Dáil debates

Wednesday, 2 November 2011

European Council: Statements

 

12:00 pm

Photo of Stephen DonnellyStephen Donnelly (Wicklow, Independent)

The Minister for Finance, Deputy Noonan, has asked to be quoted in context. I will cite the words of the Minister in a contribution he made in the House on 15 December 2010 when he was essentially the Minister for Finance in waiting:

Ireland's commitments on sovereign debt and debt under guarantee must be honoured in full. What legal or moral compulsion is on Ireland, however, to honour in full debt incurred by Irish banks when there was no State involvement in the arrangements? These loans were entered into freely by willing lenders and borrowers with absolutely no State participation. The interest rate charged represented the risk at the time and there never was a State liability. It is obscene that liability for these loans is now being transferred to the Irish taxpayer, in many respects to the poorest of the Irish taxpayers ... In the budget the Minister for Finance reduced social welfare payments, punished the blind, disabled, widows, carers and the unemployed and he taxed the poorest at work, and for what? It was so that the taxpayer can take on liability for debts the country never incurred and arose from private arrangements between private institutions. What a disaster and an obscenity. How can the Government stand over it?

He continued:

The latest available bank data shows that Irish guaranteed bank debt has been sold on at a discount to hedge funds in the USA, the UK and Luxembourg, as well as to smaller speculative investors ... The position has now become indefensible that the Irish taxpayer, even the poorest taxpayers, should be required to underpin the speculation of hedge fund investors. There must be transparent, open, negotiated burden sharing of bank debt.

These are the words of a Minister for Finance of whom I would have been proud. I believe he continues to hold these views but has made a call that the lesser of two evils is to pay the money to the bondholders. At the start of this Dáil, the Technical Group called on the Government to hold a referendum on this issue. Understandably perhaps, it argued that we had just had a referendum, namely, the general election and it had, therefore, a clear mandate. I put it to the Taoiseach that the mandate his Government secured was for the position articulated by his Minister for Finance while in Opposition. If the Government now chooses to adopt precisely the opposite position, there is a strong case for putting the matter to the people again. We have heard the Taoiseach and Minister for Finance repeatedly state on the national and international airwaves that Ireland is a country that can pay its way in the world and will pay its debts. Every time they make this statement, they make it more difficult for the country to enter into voluntary arrangements such as those that were agreed with Greece first on senior bank debt and, more recently, on its sovereign debt.

Accepting that none of us wants to pay the bondholders, what is the case for doing so? I have heard three arguments. The Taoiseach this morning referred to an agreement with the European Central Bank. I have tabled parliamentary questions asking for details on the agreement. In reply, the Minister states he is not aware of any agreement, as was alluded to by the Governor of the Central Bank, Professor Patrick Honohan, in a television interview with Vincent Browne. As parliamentarians, we do not know what agreement is in place. The language being used, however, suggests a nod and a wink. I ask the Minister to supply to the House the details of the agreement and a cost-benefit analysis of the reason the Government has chosen this course of action.

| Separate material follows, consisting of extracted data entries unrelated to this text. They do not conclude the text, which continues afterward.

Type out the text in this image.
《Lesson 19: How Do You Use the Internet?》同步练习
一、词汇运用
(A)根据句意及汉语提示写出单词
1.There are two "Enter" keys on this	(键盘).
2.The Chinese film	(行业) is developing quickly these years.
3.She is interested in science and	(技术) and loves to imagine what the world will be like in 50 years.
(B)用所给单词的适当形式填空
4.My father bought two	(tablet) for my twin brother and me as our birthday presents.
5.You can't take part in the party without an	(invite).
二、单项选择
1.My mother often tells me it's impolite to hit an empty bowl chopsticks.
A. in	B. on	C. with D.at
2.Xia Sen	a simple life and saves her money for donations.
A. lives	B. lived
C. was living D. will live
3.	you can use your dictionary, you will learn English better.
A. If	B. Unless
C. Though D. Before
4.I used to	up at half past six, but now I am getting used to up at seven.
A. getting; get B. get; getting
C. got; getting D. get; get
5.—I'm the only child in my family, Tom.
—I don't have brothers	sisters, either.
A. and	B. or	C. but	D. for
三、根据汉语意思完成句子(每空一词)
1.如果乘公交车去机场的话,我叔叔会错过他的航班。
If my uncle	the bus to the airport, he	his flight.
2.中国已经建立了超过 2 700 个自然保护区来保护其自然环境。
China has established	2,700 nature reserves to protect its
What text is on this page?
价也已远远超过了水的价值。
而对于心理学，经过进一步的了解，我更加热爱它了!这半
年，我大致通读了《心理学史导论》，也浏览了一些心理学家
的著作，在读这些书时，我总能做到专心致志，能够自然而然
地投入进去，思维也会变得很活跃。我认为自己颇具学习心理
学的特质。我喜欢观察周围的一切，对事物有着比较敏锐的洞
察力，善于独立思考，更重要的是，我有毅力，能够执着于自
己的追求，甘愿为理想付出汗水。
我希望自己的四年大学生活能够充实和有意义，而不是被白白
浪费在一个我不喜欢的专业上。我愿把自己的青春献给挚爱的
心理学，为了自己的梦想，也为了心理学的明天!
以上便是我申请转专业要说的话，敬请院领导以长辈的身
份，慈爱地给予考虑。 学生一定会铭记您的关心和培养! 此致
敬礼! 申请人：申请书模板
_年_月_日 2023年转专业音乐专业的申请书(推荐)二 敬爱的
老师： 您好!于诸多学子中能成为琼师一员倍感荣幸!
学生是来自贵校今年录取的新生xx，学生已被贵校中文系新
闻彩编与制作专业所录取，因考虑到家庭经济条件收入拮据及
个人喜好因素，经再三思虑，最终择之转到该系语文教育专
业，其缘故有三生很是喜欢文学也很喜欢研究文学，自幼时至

The ECB's initial position was that it was of paramount importance that no senior debt or sovereign debt be restructured. Given that both types of debt have been restructured in Europe, that position no longer stands. Further, the purported ECB threat that it would withdraw emergency liquidity assistance is not credible as to do so would achieve precisely the outcome the bank is trying to prevent, namely, the collapse of the European banking system. It is also reasonable to argue that no one agrees with the ECB. Ireland, for example, does not agree with it and the International Monetary Fund has stated publicly it does not agree with it. It is ridiculous to argue, as the ECB does, that choosing not to pay €715 million to people who we all accept are short-term speculative investors would collapse the European banking system. That is not a credible position. The Taoiseach referred to county councils this morning. By his own admission, however, we do not know who owns the relevant bonds and, as such, we do not know who we are bailing out.

I fully accept that the Taoiseach and Minister for Finance are acting in what they believe to be the best interests of the country. However, I and other Deputies have received hundreds of e-mails from people who point out that paying the bondholders is not the mandate on which the Government was elected. I ask the Taoiseach and Minister to reflect on that and, at a minimum, return to Parliament and lay out the pros and cons of the measure and allow the people to decide on the issue.